Bah humbag – was meaning the next post to be a bit of the highlights of Christmas, but have just been failing day on day to summon the energy to whack a few words and some cherry photos on here.
Instead, right now I am perched on the end of my hospital bed n the London Clinic, determined to post an update as even I'm starting to lose the lot of where things are at, so you probably are too. (Actually, that's probably quite a nice place to be!)
The stem cell harvest has been much, much harder than expected. Hawksey had to start giving me 2 GCSF injections a day from 30th Dec, and their aim is to kickstart my white blood cells into mass producing stem cells. The downside is, your body starts to fill with extra cells and the pain is a bitch. So New Year's Eve was a tricky mix of me getting as much sleep as possible so I could actually be awake for midnight.
I then tipped up, with the lucky Janine, to the London Clinic on 3 Jan, to be attached to the magic stem cell machine for 4-5 hours, so they could be spun off. Sadly the first day's yield was completely pants – 400k cells only – and I need a minimum of 2 million for the transplant.
So I had to schlep all the way home, pack a bag and got admitted that night to the hottest hospital room ever. Cue a night of zero sleep, lots of fretting about whether my numbers would go up, sweaty neck and generally feeling incredibly miserable. Given doses 11 and 12 of GSCF – stomach by this point looking like a bruised slab of lard – and the all-important £6k single injection of Plerixafor at 11pm (cheers).
Day 2 – Much better, got 1.37m cells, but still not enough, so had to stay again last night and brace myself for doses 13 & 14 of GSCF at 6pm and another Plerixafor at 11pm.
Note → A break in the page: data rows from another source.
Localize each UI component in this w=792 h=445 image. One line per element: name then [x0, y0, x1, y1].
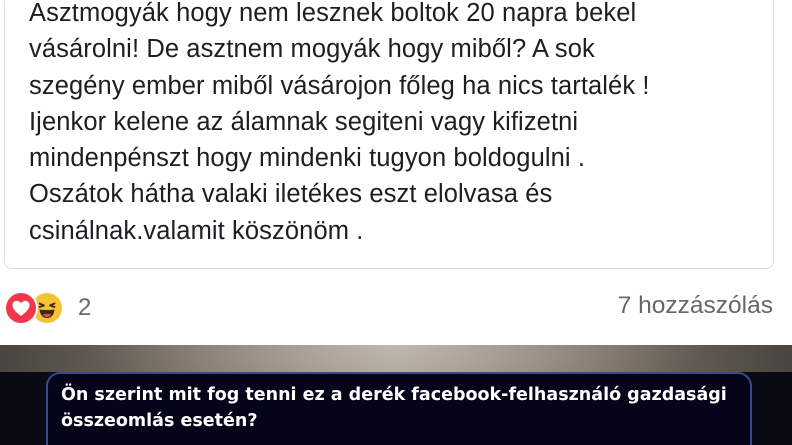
reaction-count: 2 — [78, 294, 92, 321]
quiz-question-text: Ön szerint mit fog tenni ez a derék face… — [61, 385, 727, 431]
comment-count-link[interactable]: 7 hozzászólás — [618, 292, 773, 320]
reactions-summary[interactable]: 2 — [4, 291, 91, 325]
post-text: Asztmogyák hogy nem lesznek boltok 20 na… — [29, 0, 650, 245]
post-card: Asztmogyák hogy nem lesznek boltok 20 na… — [4, 0, 774, 269]
quiz-question-box: Ön szerint mit fog tenni ez a derék face… — [46, 372, 752, 445]
post-area: Asztmogyák hogy nem lesznek boltok 20 na… — [0, 0, 792, 345]
love-reaction-icon — [4, 291, 38, 325]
Different room, equally sweaty. You can tell this place gets a lot of Arab patients as the dinner menu has more babba ghanoush and hummus than you can shake a stick at.
Tried to walk the 150 yards round the corner onto Marylebone High Street with H to get a very quick breath of air and some easy supper, but my breathing is so poor, plus I am physically shattered, much worse than I've been in ages, that we had to turn back and eat in the room.
Unfortunately breakfast for me (arriving shortly) is very limited as you can't unplug from the harvesting machine once on it, so even the small glass of water that I've just dissolved the soluble paracetamol into, to try and manage the pain, worries me in case I need a pee later.. Cereal and milk therefore out, tea very tempting but a no. Had a bread roll with butter yesterday – till J rescued me with a non-watery M&S sausage roll.
Claire White in the visiting seat today – lucky, lucky, lucky – but at least it looks promising that the second P jab should stump up enough cells to make the transplant possible.
In the meantime I am caught in the conundrum of what to do this weekend. We are due on a train to Harrogate tomorrow morning to see our lovely friends David & Mandy. If the drugs go through my system, I may be back to semi-normal by Saturday so it would be good to go. However, given that I could barely walk last night, I'm not quite sure how getting me, a suitcase and the dog to Kings Cross could quite happen. Or whether foisting a not brilliantly well Scotty onto even super lovely friends is a good idea.
Will see how today goes. Maybe a sofa snooze at home and a bath will be enough to rally the Scotty body troops.